Comment 7 Adrian Florescu 2022-08-22 13:17:38 PDT
Hi Jef, 


I still think that is better to ship a video element without a PIP option instead of a half-baked solution as Twitch and Youtube did. 


Users would still have a better experience not having a button instead of that button being there and not working properly -- or browsers (including Safari) allowing developers to break that experience.


As Apple did with the Calculator app on iOS -- better not ship half-baked products -- this is what I wanted to do with my video player until I had a proper PIP solution that worked properly on all browsers.

Also, how come this is marked as supported here: https://developer.mozilla.org/en-US/docs/Web/API/HTMLVideoElement/disablePictureInPicture and 

and here:
https://caniuse.com/?search=disablePictureInPicture


It's not my job to tell you what is a bug or not therefore I will not comment further unless you need my help in any way to test this or other details.


Thank you for all your time and sorry for being unpolite, it was a major mistake on my part and I am sure you and your colleagues are top engineers!
Comment 8 Jer Noble 2022-08-22 14:02:00 PDT
(In reply to Adrian Florescu from comment #7)
> Also, how come this is marked as supported here:
> https://developer.mozilla.org/en-US/docs/Web/API/HTMLVideoElement/
> disablePictureInPicture and 
> 
> and here:
> https://caniuse.com/?search=disablePictureInPicture

The Picture-in-Picture specification says that User Agents "MUST reflect the content attribute of [disablePictureInPicture]", and WebKit does.
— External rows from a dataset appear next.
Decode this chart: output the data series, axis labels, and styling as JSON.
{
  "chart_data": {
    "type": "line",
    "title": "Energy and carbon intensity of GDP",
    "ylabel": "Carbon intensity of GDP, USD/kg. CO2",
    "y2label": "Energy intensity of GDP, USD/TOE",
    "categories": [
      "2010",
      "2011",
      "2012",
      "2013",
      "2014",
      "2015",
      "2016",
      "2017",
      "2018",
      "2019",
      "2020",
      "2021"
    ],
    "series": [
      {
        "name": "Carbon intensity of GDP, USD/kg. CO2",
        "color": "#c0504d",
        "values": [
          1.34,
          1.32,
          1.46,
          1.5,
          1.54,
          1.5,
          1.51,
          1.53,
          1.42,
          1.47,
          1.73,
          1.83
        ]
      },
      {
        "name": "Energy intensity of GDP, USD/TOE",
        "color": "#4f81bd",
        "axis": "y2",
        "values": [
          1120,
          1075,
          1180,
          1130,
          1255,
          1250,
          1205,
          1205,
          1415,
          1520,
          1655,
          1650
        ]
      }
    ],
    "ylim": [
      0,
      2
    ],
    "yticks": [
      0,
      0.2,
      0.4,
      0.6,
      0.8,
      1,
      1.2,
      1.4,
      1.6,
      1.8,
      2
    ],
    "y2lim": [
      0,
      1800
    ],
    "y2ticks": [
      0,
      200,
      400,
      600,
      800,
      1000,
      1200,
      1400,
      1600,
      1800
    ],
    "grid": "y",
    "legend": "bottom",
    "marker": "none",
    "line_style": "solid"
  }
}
It then says, when the disablePictureInPicture attribute is present, User Agents "SHOULD NOT play the video element in Picture-in-Picture".

"MUST" and "SHOULD" are defined in terms of RFC 2119 <https://www.ietf.org/rfc/rfc2119.txt>. 

WebKit supports setting the disablePictureInPicture attribute, and it reflects that attribute to a DOM property of the same name. Therefore we meet the first requirement of the specification. That's why you see that property listed as "supported" in caniuse.com and MDN.

Actually disabling picture-in-picture is not mandatory; the use of the word "SHOULD" rather than "MUST" is intentional. A User Agent does not actually need to block picture-in-picture to be compatible with the specification.